1. ## Linear transformations

I'm stuck with the problem:
1. does a linear transformations (T:R3 to R3) exists that follwing these terms:
T(1,0,1)=T(2,1,2)=T(0,1,1)=T(2,3,3)
if there is give an example for such transformation, if not explain why?

2. Let V,W be vector spaces over the same field, both from a finite dimension.
Let U sub space of V and dimU>=dimv-dimw
prove that there is a transformation T:V to W, that sustains kerT = U.

2. Originally Posted by omert
I'm stuck with the problem:
1. does a linear transformations (T:R3 to R3) exists that follwing these terms:
T(1,0,1)=T(2,1,2)=T(0,1,1)=T(2,3,3)
if there is give an example for such transformation, if not explain why?
Think about the linear transformation T(v)= (0,0,0) for all v.

2. Let V,W be vector spaces over the same field, both from a finite dimension.
Let U sub space of V and dimU>=dimv-dimw
prove that there is a transformation T:V to W, that sustains kerT = U.

Given any v in V, there exist vectors u, with u in U, and x such that v= u+ x with u in U. (choose a basis for both U, add vectors to make a basis for V and write v in terms of that basis). Define T(v)= x.

3. 1. the transformation can't be the zero transformation, I need to find another example for these terms.

2. can you elaborate, I don't understand how from this you get to KerT = U?

4. Originally Posted by omert
1. does a linear transformations (T:R3 to R3) exists that follwing these terms:
T(1,0,1)=T(2,1,2)=T(0,1,1)=T(2,3,3)
if there is give an example for such transformation, if not explain why?
Look at the set of vectors {(1,0,1), (2,1,2), (0,1,1), (2,3,3)}. The first three of these vectors are linearly independent. Thus they form a basis for R^3, and you can express the vectors (1,0,0), (0,1,0), (0,0,1) in terms of them. Then use the linearity of T to find T(1,0,0), T(0,1,0) and T(0,0,1) in terms of the vector v=T(1,0,1). Finally, check whether v=T(2,3,3) is equal to 2*T(1,0,0) + 3*T(0,1,0) + 3*T(0,0,1). If so (and assuming that v is not the zero vector) then you have constructed a nonzero T with the required properties.

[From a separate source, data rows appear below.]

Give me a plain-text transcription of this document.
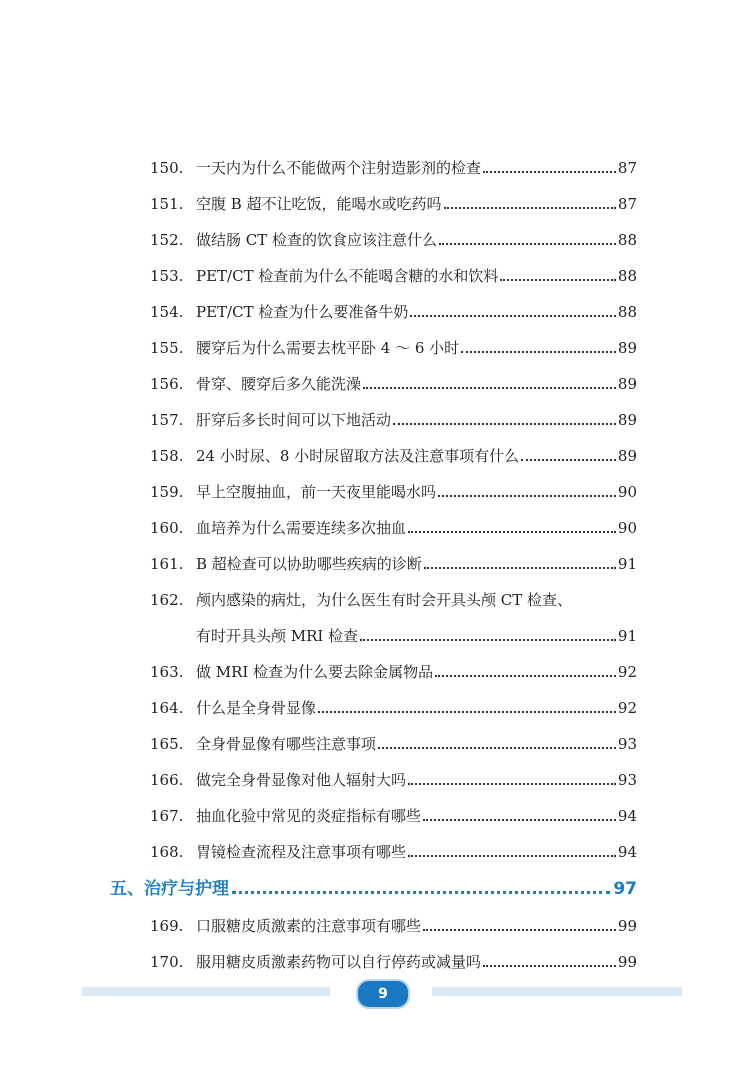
150. 一天内为什么不能做两个注射造影剂的检查	87
151. 空腹 B 超不让吃饭，能喝水或吃药吗	87
152. 做结肠 CT 检查的饮食应该注意什么	88
153. PET/CT 检查前为什么不能喝含糖的水和饮料	88
154. PET/CT 检查为什么要准备牛奶	88
155. 腰穿后为什么需要去枕平卧 4 ～ 6 小时	89
156. 骨穿、腰穿后多久能洗澡	89
157. 肝穿后多长时间可以下地活动	89
158. 24 小时尿、8 小时尿留取方法及注意事项有什么	89
159. 早上空腹抽血，前一天夜里能喝水吗	90
160. 血培养为什么需要连续多次抽血	90
161. B 超检查可以协助哪些疾病的诊断	91
162. 颅内感染的病灶，为什么医生有时会开具头颅 CT 检查、
有时开具头颅 MRI 检查	91
163. 做 MRI 检查为什么要去除金属物品	92
164. 什么是全身骨显像	92
165. 全身骨显像有哪些注意事项	93
166. 做完全身骨显像对他人辐射大吗	93
167. 抽血化验中常见的炎症指标有哪些	94
168. 胃镜检查流程及注意事项有哪些	94
五、治疗与护理	97
169. 口服糖皮质激素的注意事项有哪些	99
170. 服用糖皮质激素药物可以自行停药或减量吗	99
9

Originally Posted by omert
2. Let V,W be vector spaces over the same field, both from a finite dimension.
Let U sub space of V and dimU>=dimv-dimw
prove that there is a transformation T:V to W, that sustains kerT = U.
Let $\{e_1,\ldots,e_k\}$ be a basis for U (where k=dim(U)), and extend it to a basis $\{e_1,\ldots,e_k,e_{k+1},\ldots,e_n\}$ of V. The condition on dim(U) tells you that dim(W)≥n–k, so you can define T to be the linear transformation that takes each of $e_1,\ldots,e_k$ to 0, and takes the vectors $e_{k+1},\ldots,e_n$ to a linearly independent set in W. You can then check that the kernel of T is exactly U.

5. Look at the set of vectors {(1,0,1), (2,1,2), (0,1,1), (2,3,3)}. The first three of these vectors are linearly independent. Thus they form a basis for R^3, and you can express the vectors (1,0,0), (0,1,0), (0,0,1) in terms of them. Then use the linearity of T to find T(1,0,0), T(0,1,0) and T(0,0,1) in terms of the vector v=T(1,0,1). Finally, check whether v=T(2,3,3) is equal to 2*T(1,0,0) + 3*T(0,1,0) + 3*T(0,0,1). If so (and assuming that v is not the zero vector) then you have constructed a nonzero T with the required properties.
How do I find the T(1,0,0), T(0,1,0) and T(0,0,1) vectors in terms of only T(1,0,1)???

6. Originally Posted by omert
How do I find the T(1,0,0), T(0,1,0) and T(0,0,1) vectors in terms of only T(1,0,1)???
You have to express (1,0,0), and the other two basis vectors, as linear combinations of (1,0,1), (2,1,2) and (0,1,1). If for example you know that (1,0,0) = –(1,0,1) + (2,1,2) – (0,1,1) then (since T is a linear transformation) T(1,0,0) = –T(1,0,1) + T(2,1,2) – T(0,1,1) = –v+v–v = –v.